Yang Hao Yuan, Raghunathan Karthik, Widera Eric, Pantilat Steven Z, Brender Teva, Heintz Timothy A, Espejo Edie, Boscardin John, Mills Hunter, Lee Albert, Berchuck Jacob, Cobert Julien
Department of Epidemiology and Biostatistics, University of California San Francisco, San Francisco, CA, USA.
Department of Anesthesia and Perioperative Care, Duke University, Durham, NC, USA.
Sci Rep. 2025 May 18;15(1):17245. doi: 10.1038/s41598-025-01828-z.
Palliative care is known to improve quality of life in advanced cancer. Natural language processing offers insights to how documentation around palliative care in relation to metastatic cancer has changed. We analyzed inpatient clinical notes using unsupervised language models that learn how words related to metastatic cancer (e.g. "mets", "metastases") and palliative care (e.g. "palliative care", "pal care") appear relationally and change over time. We included any note from adults hospitalized at the University of California, San Francisco system. The primary outcome was how similarly terms related to metastatic cancer and palliative care appeared in notes using a mathematical approach (cosine similarity). We used word2vec to model language numerically as vectors. Relational data between vectors was captured using cosine similarity. We performed linear regression to identify changes in these relationships of terms over time. As a sensitivity analysis, we performed the same analysis per year restricted only to patients with an ICD-9/10 diagnosis code for metastatic cancer. Metastatic cancer and palliative care terms appeared in similar contexts in clinical notes each year, suggesting a close relationship in documentation. However, over time, this relationship weakened, with these terms becoming less commonly used together as measured by cosine similarities. We found similar trends when we retrained models just on patients with a diagnosis code for metastatic cancer. Text in clinical notes offers unique insights into how medical providers document palliative care in patients with advanced malignancies and how these documentation practices evolve over time.

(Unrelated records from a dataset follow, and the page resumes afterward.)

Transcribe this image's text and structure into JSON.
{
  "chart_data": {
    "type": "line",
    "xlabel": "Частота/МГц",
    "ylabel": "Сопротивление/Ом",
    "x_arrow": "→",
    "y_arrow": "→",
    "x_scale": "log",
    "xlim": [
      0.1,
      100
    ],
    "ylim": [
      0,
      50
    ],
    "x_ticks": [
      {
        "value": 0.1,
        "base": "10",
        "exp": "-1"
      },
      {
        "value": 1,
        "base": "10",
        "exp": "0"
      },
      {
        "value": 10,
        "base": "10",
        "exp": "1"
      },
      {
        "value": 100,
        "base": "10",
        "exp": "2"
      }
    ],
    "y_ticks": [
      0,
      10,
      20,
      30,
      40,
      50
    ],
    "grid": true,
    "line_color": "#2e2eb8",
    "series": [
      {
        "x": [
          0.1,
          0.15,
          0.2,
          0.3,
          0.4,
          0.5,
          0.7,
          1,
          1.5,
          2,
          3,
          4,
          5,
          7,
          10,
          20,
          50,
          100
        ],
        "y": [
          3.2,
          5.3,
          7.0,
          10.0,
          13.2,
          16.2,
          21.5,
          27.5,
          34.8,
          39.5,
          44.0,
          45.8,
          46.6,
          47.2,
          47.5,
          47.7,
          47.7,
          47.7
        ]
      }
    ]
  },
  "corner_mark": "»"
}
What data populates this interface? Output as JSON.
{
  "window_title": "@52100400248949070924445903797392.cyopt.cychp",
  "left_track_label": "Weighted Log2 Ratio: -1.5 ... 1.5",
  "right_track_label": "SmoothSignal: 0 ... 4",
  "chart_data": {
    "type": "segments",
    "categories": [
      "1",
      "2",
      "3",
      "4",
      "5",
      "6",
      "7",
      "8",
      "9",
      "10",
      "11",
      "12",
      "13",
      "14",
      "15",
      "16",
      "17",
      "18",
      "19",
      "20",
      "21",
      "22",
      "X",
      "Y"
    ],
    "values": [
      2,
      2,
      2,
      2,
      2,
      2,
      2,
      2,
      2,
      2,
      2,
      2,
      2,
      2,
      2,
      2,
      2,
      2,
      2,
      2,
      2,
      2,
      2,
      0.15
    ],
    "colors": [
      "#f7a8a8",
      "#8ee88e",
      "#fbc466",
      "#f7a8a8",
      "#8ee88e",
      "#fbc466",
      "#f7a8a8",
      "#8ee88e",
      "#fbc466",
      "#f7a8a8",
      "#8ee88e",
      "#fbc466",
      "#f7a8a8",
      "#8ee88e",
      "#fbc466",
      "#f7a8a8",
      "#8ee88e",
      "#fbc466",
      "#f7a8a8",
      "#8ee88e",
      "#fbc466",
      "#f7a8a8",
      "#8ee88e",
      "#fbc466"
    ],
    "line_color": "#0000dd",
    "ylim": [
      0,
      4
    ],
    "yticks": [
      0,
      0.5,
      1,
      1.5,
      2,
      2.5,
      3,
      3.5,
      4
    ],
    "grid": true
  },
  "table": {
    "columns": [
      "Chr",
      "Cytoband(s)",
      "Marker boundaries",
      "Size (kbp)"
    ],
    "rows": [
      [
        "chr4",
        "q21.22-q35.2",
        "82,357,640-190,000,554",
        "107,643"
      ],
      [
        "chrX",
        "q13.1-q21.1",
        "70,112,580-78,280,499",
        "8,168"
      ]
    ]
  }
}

已知姑息治疗可改善晚期癌症患者的生活质量。自然语言处理为与转移性癌症相关的姑息治疗文档的变化提供了见解。我们使用无监督语言模型分析住院临床记录,该模型学习与转移性癌症相关的词汇(如“转移灶”“转移”)和姑息治疗相关的词汇(如“姑息治疗”“姑息护理”)如何在关系上出现并随时间变化。我们纳入了加利福尼亚大学旧金山分校系统住院的成年患者的任何记录。主要结果是使用数学方法(余弦相似度)来衡量与转移性癌症和姑息治疗相关的术语在记录中出现的相似程度。我们使用word2vec将语言数值建模为向量。使用余弦相似度捕获向量之间的关系数据。我们进行线性回归以确定这些术语关系随时间的变化。作为敏感性分析,我们每年仅对患有转移性癌症ICD - 9/10诊断代码的患者进行相同分析。每年转移性癌症和姑息治疗术语在临床记录中出现在相似的语境中,表明在文档记录中有密切关系。然而,随着时间推移,这种关系减弱,通过余弦相似度衡量,这些术语一起使用的频率降低。当我们仅对患有转移性癌症诊断代码的患者重新训练模型时,我们发现了类似的趋势。临床记录中的文本为医疗服务提供者如何记录晚期恶性肿瘤患者的姑息治疗以及这些记录实践如何随时间演变提供了独特的见解。